Zdarzenia z niedzieli, z 11 września, z obwodnicy Międzyrzecza. Kierowca busa zaalarmował policję, zgłosił, że nieznani mężczyźni, zajechali mu drogę, zatrzymali, później uderzali w samochód. Tak chcieli zmusić pasażerów do wyjścia z auta. Napastnicy byli zamaskowani – twarze ukrywali za chustami i kominiarkami. Tylko szybka reakcja kierowcy uchroniła jego i pasażerów przed kontaktem z atakującymi – odjechał, wykorzystując niewielką lukę pomiędzy blokującym go pojazdem a barierami ochronnymi.

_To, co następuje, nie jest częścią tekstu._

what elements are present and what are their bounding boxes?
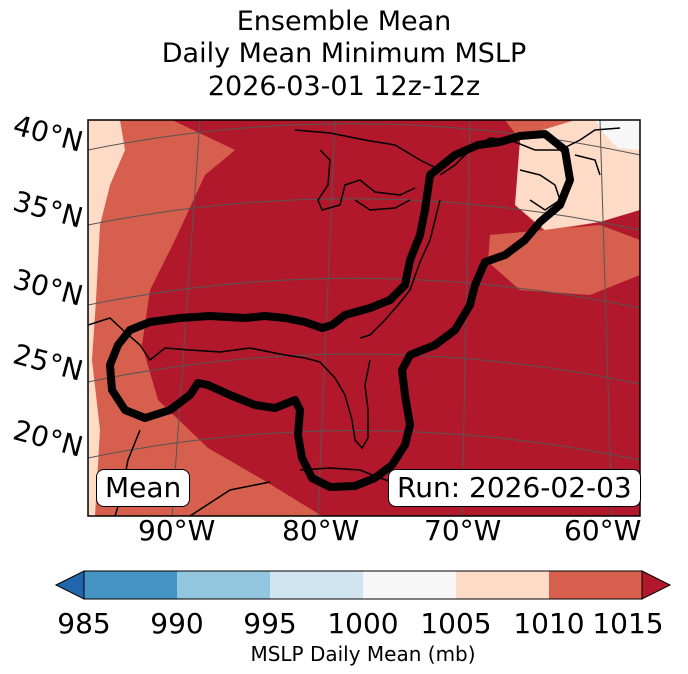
- colorbar-cell: [549, 571, 643, 599]
- colorbar-extend-high: [641, 570, 672, 600]
- lon-label-80w: 80°W: [282, 514, 360, 547]
- title-line-1: Ensemble Mean: [236, 6, 452, 37]
- colorbar-cell: [84, 571, 178, 599]
- coastlines: [88, 127, 621, 516]
- colorbar-tick-985: 985: [57, 607, 111, 640]
- mslp-field: [88, 120, 640, 516]
- mean-badge: Mean: [96, 469, 191, 507]
- map-frame: [87, 119, 641, 517]
- colorbar-tick-1000: 1000: [327, 607, 399, 640]
- colorbar-tick-1010: 1010: [513, 607, 585, 640]
- colorbar-tick-990: 990: [150, 607, 204, 640]
- title-line-2: Daily Mean Minimum MSLP: [161, 38, 527, 69]
- colorbar-extend-low: [54, 570, 85, 600]
- lon-label-90w: 90°W: [138, 514, 216, 547]
- run-date-badge: Run: 2026-02-03: [388, 469, 641, 507]
- colorbar-label: MSLP Daily Mean (mb): [250, 642, 476, 666]
- colorbar-tick-1005: 1005: [420, 607, 492, 640]
- title-line-3: 2026-03-01 12z-12z: [207, 71, 481, 102]
- colorbar-cell: [456, 571, 550, 599]
- colorbar-cell: [177, 571, 271, 599]
- colorbar-tick-1015: 1015: [592, 607, 664, 640]
- threshold-contour: [106, 130, 574, 491]
- lon-label-70w: 70°W: [424, 514, 502, 547]
- colorbar-tick-995: 995: [243, 607, 297, 640]
- colorbar-cell: [363, 571, 457, 599]
- colorbar-cell: [270, 571, 364, 599]
- lon-label-60w: 60°W: [564, 514, 642, 547]
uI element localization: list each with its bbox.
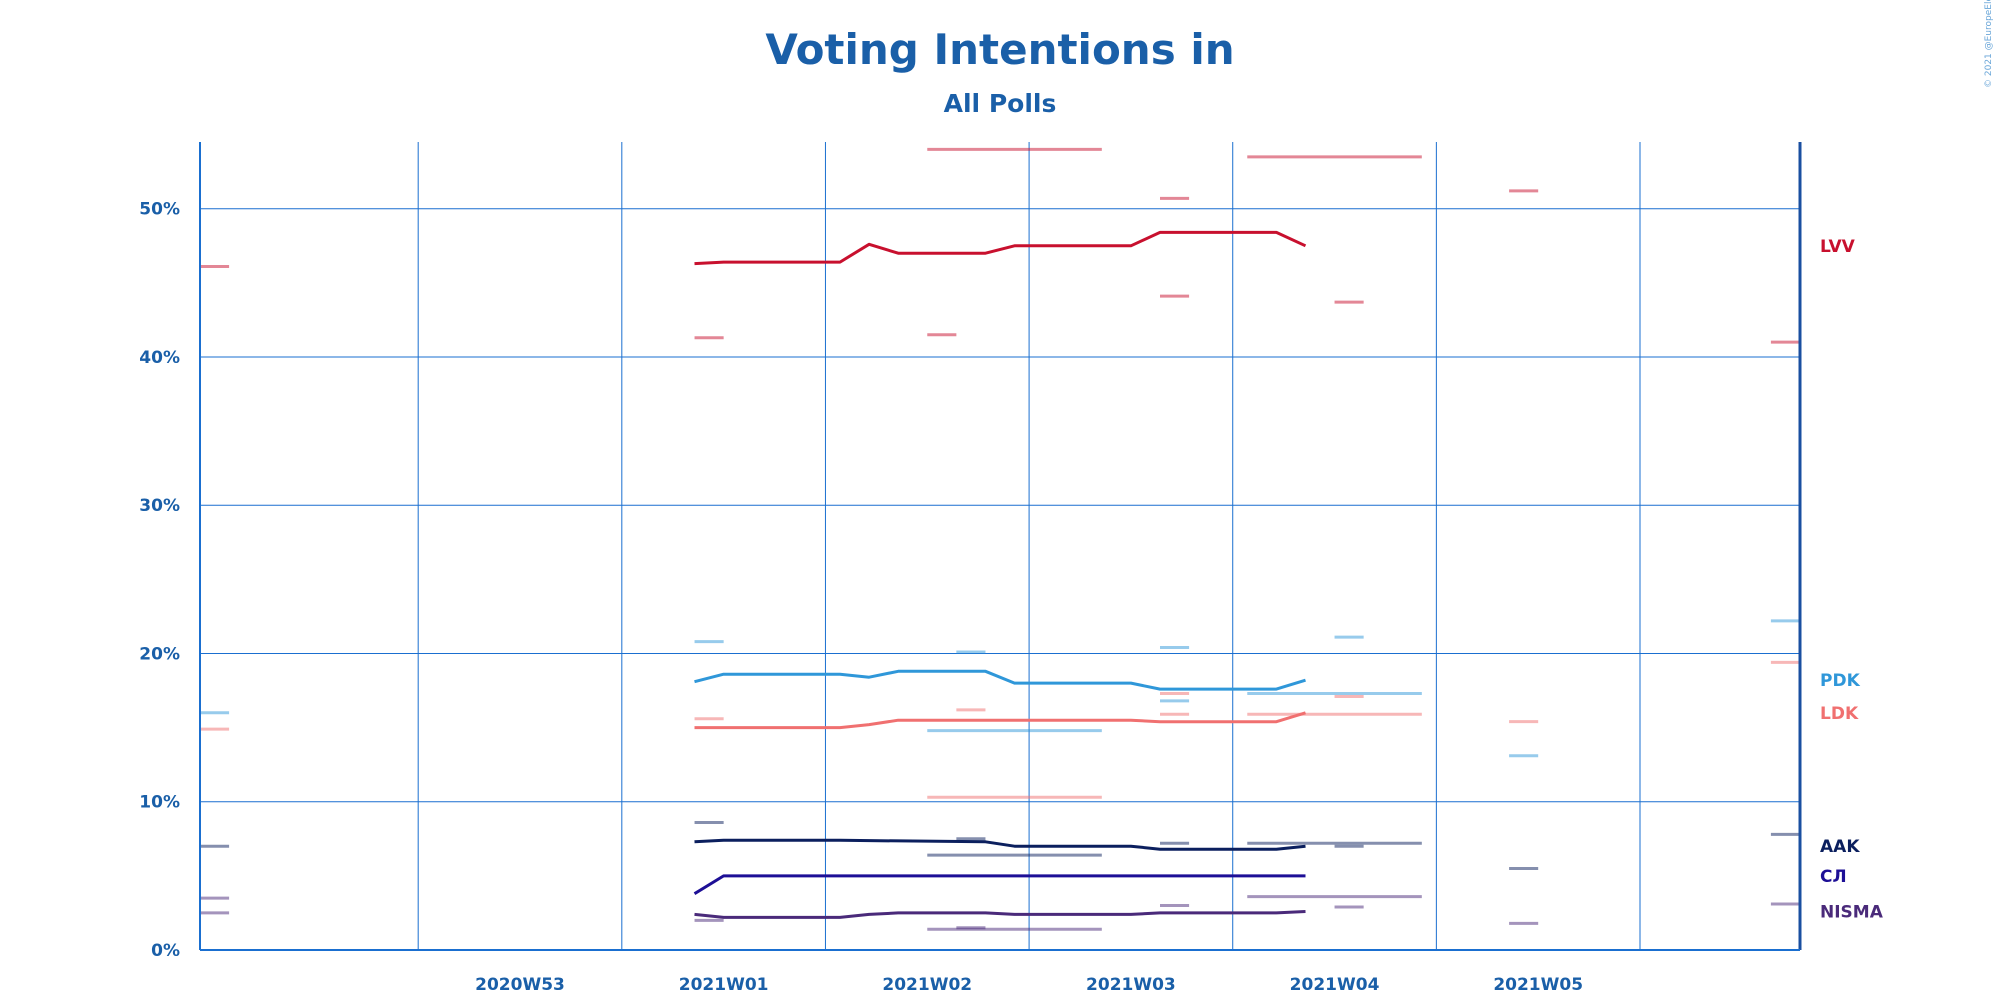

Z informacji policji wynikało, że zamaskowani mężczyźni zaatakowali grupę kibiców żużlowych Sparty – wracali z meczu w Gorzowie do Wrocławia. W wyniku ataku, uszkodzony został pojazd. Właściciel oszacował straty na ok. 10 tys. zł.
Policjanci przeprowadzili oględziny uszkodzonego pojazdu i miejsca zdarzenia oraz przesłuchali świadków. Praca międzyrzeckich policjantów była prowadzona wielotorowo. Drogówka zabezpieczała miejsce zdarzenia, prowadzone były czynności procesowe, trwały przesłuchania i zbierano materiał dowodowy, a w tym samym czasie kryminalni gromadzili informacje i prowadzili działania zmierzające do ustalenia i zatrzymania sprawców.
Pierwsze zatrzymania agresywnych napastników były już następnego dnia. Międzyrzeccy policjanci namierzyli i zatrzymali pięciu młodych mężczyzn w wieku od 16 do 18 lat. W ich mieszkaniach zabezpieczyli kominiarki. Mężczyźni usłyszeli zarzuty uszkodzenia mienia oraz zmuszania do określonego zachowania i usiłowania pobicia, za co kodeks karny przewiduje karę do pięciu lat pozbawienia wolności. – Jeden z napastników, z uwagi na swój wiek, za przestępstwa odpowie przed sądem rodzinnym i nieletnich – informuje kom. Marcin Maludy, rzecznik prasowy lubuskich policjantów.
Na wniosek prokuratury w Międzyrzeczu, sąd aresztował mężczyzn, jednego z nich na okres trzech miesięcy, natomiast trzech na okres jednego miesiąca. Policja nie ukrywa, że sprawa jest rozwojowa – nie wyklucza kolejnych zatrzymań.